Comparing the posterior distribution of parameters for model 2 fits allows quantification of ecological impact of different antibiotics (Table 3, Figure 4). Unsurprisingly, greater perturbation is correlated with the transition to an alternative stable state. We can also consider the ecological implications of the parameters we observe. The damping ratio summarises how perturbations decay over time, and is considered as an inherent property within the model. Therefore, if our modelling framework and ecological assumptions were valid we would expect to find a consistent damping ratio across both the clindamycin and ciprofloxacin groups in the gut microbiome. This is indeed what we observed with median (95% credible interval) damping ratios of *ζ*_{clinda}=1.07 (1.00-1.65) and *ζ*_{cipro}=1.07 (1.00-1.66), substantially different from the prior distribution, supporting the view that the gut microbiome dynamics can be approximated by a damped harmonic oscillator.

### Application to other sequencing approaches and diversity metrics

In a recent paper, Palleja et al. (27) used deep shotgun metagenomic sequencing to characterize the gut microbiomes of twelve healthy men for 180 days after a four-day course of meropenem, gentamicin and vancomycin. They observed that while there were no significant differences in the Shannon diversity between baseline and day 180, there was a significant difference in species richness. Furthermore, they noted that compositional changes between day 42 and day 180 were not significantly different when compared to paired samples in Human Microbiome Project controls.

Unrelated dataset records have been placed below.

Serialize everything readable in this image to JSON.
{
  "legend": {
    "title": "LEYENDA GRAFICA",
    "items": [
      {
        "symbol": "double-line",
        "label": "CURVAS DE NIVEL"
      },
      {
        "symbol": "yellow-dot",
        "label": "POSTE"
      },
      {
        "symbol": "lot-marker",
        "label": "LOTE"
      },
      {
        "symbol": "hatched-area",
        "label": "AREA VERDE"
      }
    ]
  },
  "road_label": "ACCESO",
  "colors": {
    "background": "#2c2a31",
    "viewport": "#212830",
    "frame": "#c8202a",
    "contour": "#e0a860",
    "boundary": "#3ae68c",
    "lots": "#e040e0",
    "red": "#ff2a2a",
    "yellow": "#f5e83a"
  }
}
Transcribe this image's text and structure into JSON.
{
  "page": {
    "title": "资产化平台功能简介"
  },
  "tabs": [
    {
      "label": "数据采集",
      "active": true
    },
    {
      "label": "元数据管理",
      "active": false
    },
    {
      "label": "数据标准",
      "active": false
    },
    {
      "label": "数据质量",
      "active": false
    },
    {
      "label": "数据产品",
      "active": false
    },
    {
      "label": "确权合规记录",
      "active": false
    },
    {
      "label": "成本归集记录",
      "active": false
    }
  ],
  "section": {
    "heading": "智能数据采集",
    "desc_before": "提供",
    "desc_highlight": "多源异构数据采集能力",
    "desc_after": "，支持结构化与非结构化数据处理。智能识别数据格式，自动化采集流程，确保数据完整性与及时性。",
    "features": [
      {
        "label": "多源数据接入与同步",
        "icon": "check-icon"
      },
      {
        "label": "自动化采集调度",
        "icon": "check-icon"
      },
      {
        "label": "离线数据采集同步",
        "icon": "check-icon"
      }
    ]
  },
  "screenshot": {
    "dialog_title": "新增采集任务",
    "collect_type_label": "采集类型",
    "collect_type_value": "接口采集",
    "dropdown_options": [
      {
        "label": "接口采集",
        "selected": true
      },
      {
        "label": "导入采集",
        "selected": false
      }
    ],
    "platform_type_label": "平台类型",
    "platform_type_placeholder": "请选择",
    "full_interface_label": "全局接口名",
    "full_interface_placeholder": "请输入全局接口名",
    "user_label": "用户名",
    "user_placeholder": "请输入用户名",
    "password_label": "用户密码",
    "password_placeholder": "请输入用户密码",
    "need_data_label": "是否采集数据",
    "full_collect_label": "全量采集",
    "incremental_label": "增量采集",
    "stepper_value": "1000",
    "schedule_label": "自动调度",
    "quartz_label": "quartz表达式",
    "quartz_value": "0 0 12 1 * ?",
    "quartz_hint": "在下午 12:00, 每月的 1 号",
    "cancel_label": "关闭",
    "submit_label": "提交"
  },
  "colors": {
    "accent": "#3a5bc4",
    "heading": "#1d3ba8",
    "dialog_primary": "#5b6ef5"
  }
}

Both these two pieces of information suggest a state transition, although Palleja et al. do not use this terminology and instead refer to a return to “stable composition”. Reanalyzing this species richness data with our model (Supplementary File 10) shows that the gut microbiomes of these individuals had transitioned to a new alternative state (Supplementary Figure 3; Table 4), strengthening Palleja et al.’s conclusion that some bacteria may have been permanently lost (27). Other future metagenomic datasets could also be analyzed using our model in this way.

### Connection to generalized Lotka-Volterra models

We sought to establish a link between our framework and the conventional ‘bottom-up’ approach of GLV models. We investigated the behaviour of a 3-species Lotka-Volterra system to establish if perturbation to an alternative state was possible in this simple case (see Methods). We found that only 0.079% of 3-species Lotka-Volterra systems exhibit the behaviour required by our two-state model – because we assume that diversity is continuous, this model is unrealistic for small species numbers. However, for larger numbers, theoretical ecology gives strong justification for our assumptions. As the number of species *n* increases, the number of fixed points which are stable increases (37), and the proportion of simulations from random parameters that have multiple fixed points also increases e.g. with *n* = 400, this proportion is >97% (38). This suggests that the overwhelming majority of *mathematically possible* systems at relevant numbers of species exhibit multiple fixed points; the fraction of *biologically possible* systems exhibiting this behaviour is likely even higher. Furthermore, when the realistic assumption of resource competition is incorporated, all these fixed points become stable or marginally stable (38). Goyal et al. recently showed that multiple resilient stable states can exist in microbial communities if microbes utilize nutrients one at a time (22). We can therefore state confidently that: the gut microbiome can be treated as having multiple stable equilibria; its community composition is history-dependent; and perturbations lead to transitions between the multiple possible stable states. These assumptions are the basis of the simplistic coarse-grained model we describe here, which effectively takes these high-level emergent properties of multi-species Lotka-Volterra models to build a substantially simpler model based on a single, commonly-used metric: diversity.

## Discussion

Starting from a conceptual picture of the microbiome resting in a stability landscape, we have developed a mathematical model of its response to antibiotic perturbation. Our framework, based on phylogenetic diversity, successfully captures the dynamics of a previously published 16S rRNA gene dataset for four common antibiotics (3), providing quantitative support for these simplifying ecological assumptions. Using model selection, our framework provides additional insight — we find that the effects of clindamycin persist for a year after exposure, and also identify a state transition in the oral microbiome with clindamycin, neither of which was not detected by the initial authors. We also demonstrate the flexibility of our model by fitting it to data from a recent shotgun metagenomics antibiotic perturbation experiment (27).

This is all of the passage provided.